Due to the overwhelming success of “Top 5 Things You Need to Know as a Data Engineer” (which is worth checking out if you haven’t already), here is the 10 pillars that make a successful data engineering team.
1. Re-usable Frameworks
Frameworks are the foundation of any effective data engineering system and come in lots of forms. Frameworks by definition should be applicable across the whole data engineering practice. These can be open-source such as Apache Beam pre-existing templates, or customised in-house patterns such as customised flex template beam pipelines.
At what point should someone create a bespoke framework rather than using existing one? Well, it depends. Measure the value of having a customised framework against the cost. If the opportunity cost exhibits negative returns, why bother going to the effort of creating and maintaining that framework?

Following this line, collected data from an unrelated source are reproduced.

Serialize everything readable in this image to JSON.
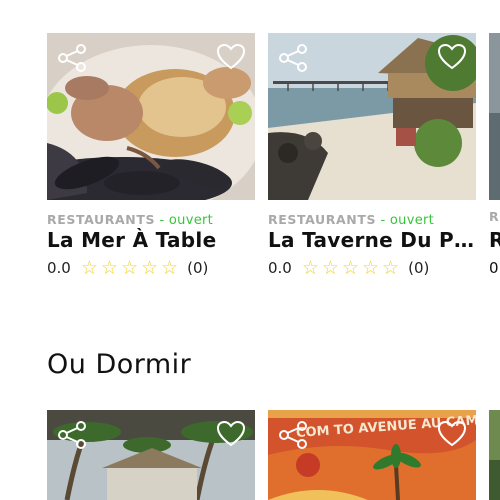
{
  "restaurants": [
    {
      "category": "RESTAURANTS",
      "status": " - ouvert",
      "name": "La Mer À Table",
      "rating": "0.0",
      "review_count": "(0)"
    },
    {
      "category": "RESTAURANTS",
      "status": " - ouvert",
      "name": "La Taverne Du Pêc...",
      "rating": "0.0",
      "review_count": "(0)"
    },
    {
      "category": "R",
      "name": "R",
      "rating": "0"
    }
  ],
  "sections": {
    "lodging_title": "Ou Dormir"
  },
  "lodging": [
    {
      "sign_text": "COM TO AVENUE AU CAMP"
    }
  ],
  "colors": {
    "open_status": "#37c53a",
    "category": "#a9a9a9",
    "star": "#f3d12e"
  },
  "icons": {
    "share": "share-icon",
    "favorite": "heart-icon",
    "star": "star-outline-icon"
  }
}
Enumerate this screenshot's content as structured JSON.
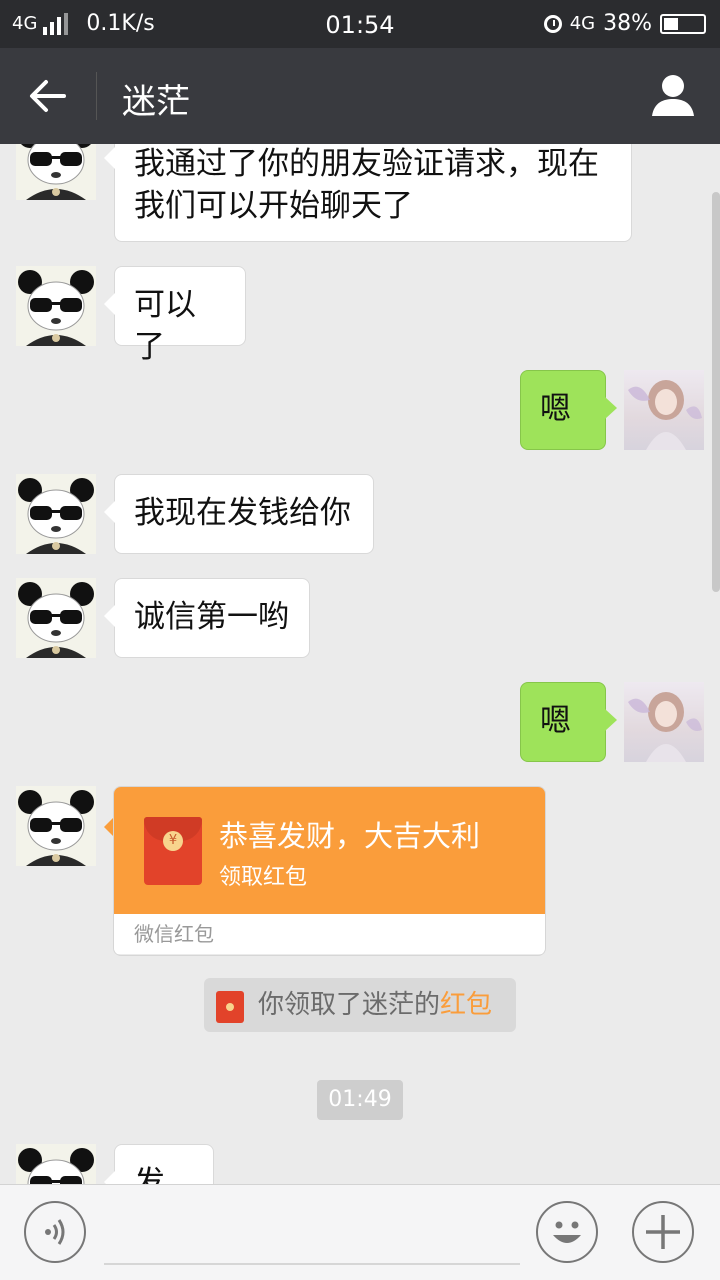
{
  "status_bar": {
    "network_left": "4G",
    "speed": "0.1K/s",
    "time": "01:54",
    "network_right": "4G",
    "battery": "38%",
    "battery_level": 0.38
  },
  "header": {
    "title": "迷茫",
    "back_icon": "arrow-left-icon",
    "profile_icon": "person-icon"
  },
  "messages": [
    {
      "side": "left",
      "avatar": "panda",
      "text_line1": "我通过了你的朋友验证请求，现在",
      "text_line2": "我们可以开始聊天了"
    },
    {
      "side": "left",
      "avatar": "panda",
      "text": "可以了"
    },
    {
      "side": "right",
      "avatar": "girl",
      "text": "嗯"
    },
    {
      "side": "left",
      "avatar": "panda",
      "text": "我现在发钱给你"
    },
    {
      "side": "left",
      "avatar": "panda",
      "text": "诚信第一哟"
    },
    {
      "side": "right",
      "avatar": "girl",
      "text": "嗯"
    },
    {
      "side": "left",
      "avatar": "panda",
      "red_packet": {
        "title": "恭喜发财，大吉大利",
        "subtitle": "领取红包",
        "footer": "微信红包",
        "coin_symbol": "¥"
      }
    },
    {
      "side": "left",
      "avatar": "panda",
      "text": "发了"
    }
  ],
  "system_message": {
    "prefix": "你领取了迷茫的",
    "highlight": "红包"
  },
  "timestamp": "01:49",
  "colors": {
    "title_bar": "#393a3f",
    "status_bar": "#2b2c2f",
    "my_bubble": "#9ee35a",
    "red_packet": "#fa9d3b",
    "background": "#ebebeb"
  }
}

Common frameworks include:
- Programmatic libraries — building on top of open-source libraries such as Dask DataFrames, custom Airflow operators
- Data pipeline templates — Apache beam templates, common Airflow DAGS
- Automated scripts with variables passed — substitutable SQL scripts (i.e. dbt macros), Makefile deployment scripts
Data pipeline patterns alongside clear guidance on expectations, standards and deliverables will make it much easier for others to digest and consume your framework. Follow agile practices to clearly define the scope of a given framework. Scope may change overtime, but of course ensure that you’re not building something monolithic (not necessarily a bad thing, but a nightmare to manage).
“Almost all the successful microservice stories have started with a monolith that got too big and was broken up.
Almost all the cases where I’ve heard of a system that was built as a microservice system from scratch, it has ended up in serious trouble.”
Martin Fowler (2015)